Artur Mas dijo el lunes en Catalunya Ràdio que Ciudadanos nació para fracturar la sociedad catalana. Ciudadanos nació alrededor del alcalde Maragall para contraponer la idea de la gran metrópoli a la del pequeño país. Define a Mas que afirme que los que piensan distinto es que quieren fracturar la sociedad.

Los fundadores de Ciudadanos fueron un grupo de intelectuales en la órbita del PSC, que en sus orígenes ni se llamaban Ciudadanos ni tenían forma política y se reunían y escribían manifiestos en el bar Taxidermista de la plaza Real de Barcelona para denunciar lo que ya entonces consideraban los excesos del nacionalismo.

Se constituyeron en partido político durante el primer tripartito, al sentirse traicionados por un PSC demasiado catalanista y azuzados por muchos intelectuales del catalanismo que los acusaban de cobardes por no presentarse a unas elecciones, convencidos de que nunca lo harían o de que si lo intentaban, fracasarían.

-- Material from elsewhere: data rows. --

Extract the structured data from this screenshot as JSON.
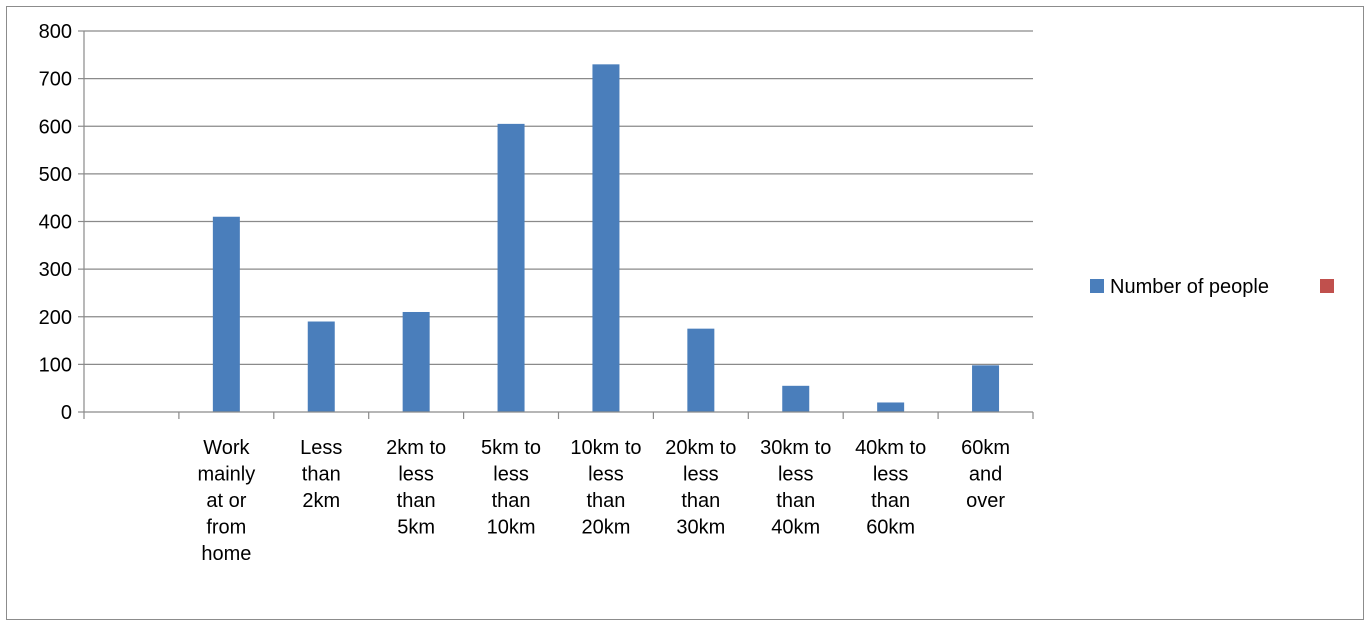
{
  "chart_data": {
    "type": "bar",
    "categories": [
      "",
      "Work mainly at or from home",
      "Less than 2km",
      "2km to less than 5km",
      "5km to less than 10km",
      "10km to less than 20km",
      "20km to less than 30km",
      "30km to less than 40km",
      "40km to less than 60km",
      "60km and over"
    ],
    "category_label_lines": [
      [],
      [
        "Work",
        "mainly",
        "at or",
        "from",
        "home"
      ],
      [
        "Less",
        "than",
        "2km"
      ],
      [
        "2km to",
        "less",
        "than",
        "5km"
      ],
      [
        "5km to",
        "less",
        "than",
        "10km"
      ],
      [
        "10km to",
        "less",
        "than",
        "20km"
      ],
      [
        "20km to",
        "less",
        "than",
        "30km"
      ],
      [
        "30km to",
        "less",
        "than",
        "40km"
      ],
      [
        "40km to",
        "less",
        "than",
        "60km"
      ],
      [
        "60km",
        "and",
        "over"
      ]
    ],
    "series": [
      {
        "name": "Number of people",
        "color": "#4a7ebb",
        "values": [
          null,
          410,
          190,
          210,
          605,
          730,
          175,
          55,
          20,
          98
        ]
      },
      {
        "name": "",
        "color": "#c0504d",
        "values": [
          null,
          null,
          null,
          null,
          null,
          null,
          null,
          null,
          null,
          null
        ]
      }
    ],
    "title": "",
    "xlabel": "",
    "ylabel": "",
    "ylim": [
      0,
      800
    ],
    "yticks": [
      0,
      100,
      200,
      300,
      400,
      500,
      600,
      700,
      800
    ],
    "grid": true,
    "legend": "right"
  }
}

Supongo que estos intelectuales, la noche del 21 de diciembre, debieron sentirse una considerable banda de idiotas.

Son las dos constantes históricas del nacionalismo burgués: vender sus principios a cambio de sus caprichos, lo que acaba propiciando los más hermosos desfiles militares por la Diagonal, y creer que la extrema izquierda catalana será llegado el momento más catalanista que de izquierdas, lo que suele acabar con sus cadáveres en las cunetas.

Mas recuperó la presidencia en 2010 pero Ciudadanos es hoy la primera fuerza del Parlament. El espacio que también Mas abrió a la izquierda de Esquerra, retirados Laporta y López Tena de la política, lo ocupa la CUP, volviendo ingobernable la política catalana.

Si a Mas le quedara alguna decencia, se disculparía ante los suyos por haber alimentado a Ciudadanos -y su discurso contra la normalización lingüística, por cierto- para arañarle un puñado de votos al PSC. Puede acusar de lo que quiera a Rivera o a Arrimadas, pero contigo empezó todo.

Por lo de la CUP no hace falta que se disculpe, en tanto que ya pagó el precio, porque como siempre hace la FAI con los burgueses que creen que la extrema izquierda es más catalanista que de izquierdas, le fulminaron a la primera oportunidad que tuvieron. De todos modos, no debemos despreciar el progreso, sino más bien agradecerles que esta vez, en lugar de dejar el cuerpo tirado en la cuneta, lo hayan educadamente tirado a la «papelera de la Historia».

Pero la masa independentista no aprende y continúa instalada en su barata emocionalidad nihilista, incapaz de reaccionar, sin ningún aprecio por la razón ni por la inteligencia, con su pésimo gusto por elegir referentes políticos e intelectuales. Se tragó a Mas como ahora se traga a Puigdemont, convirtiendo a los mentirosos en héroes, a los farsantes en sus líderes y en su épica para evadir el reto sin tener que medirse ante nada ni nadie y poderse seguir quejando de todo, con España al fondo como la bruja del tren que si le robas la escoba, te regala un viaje.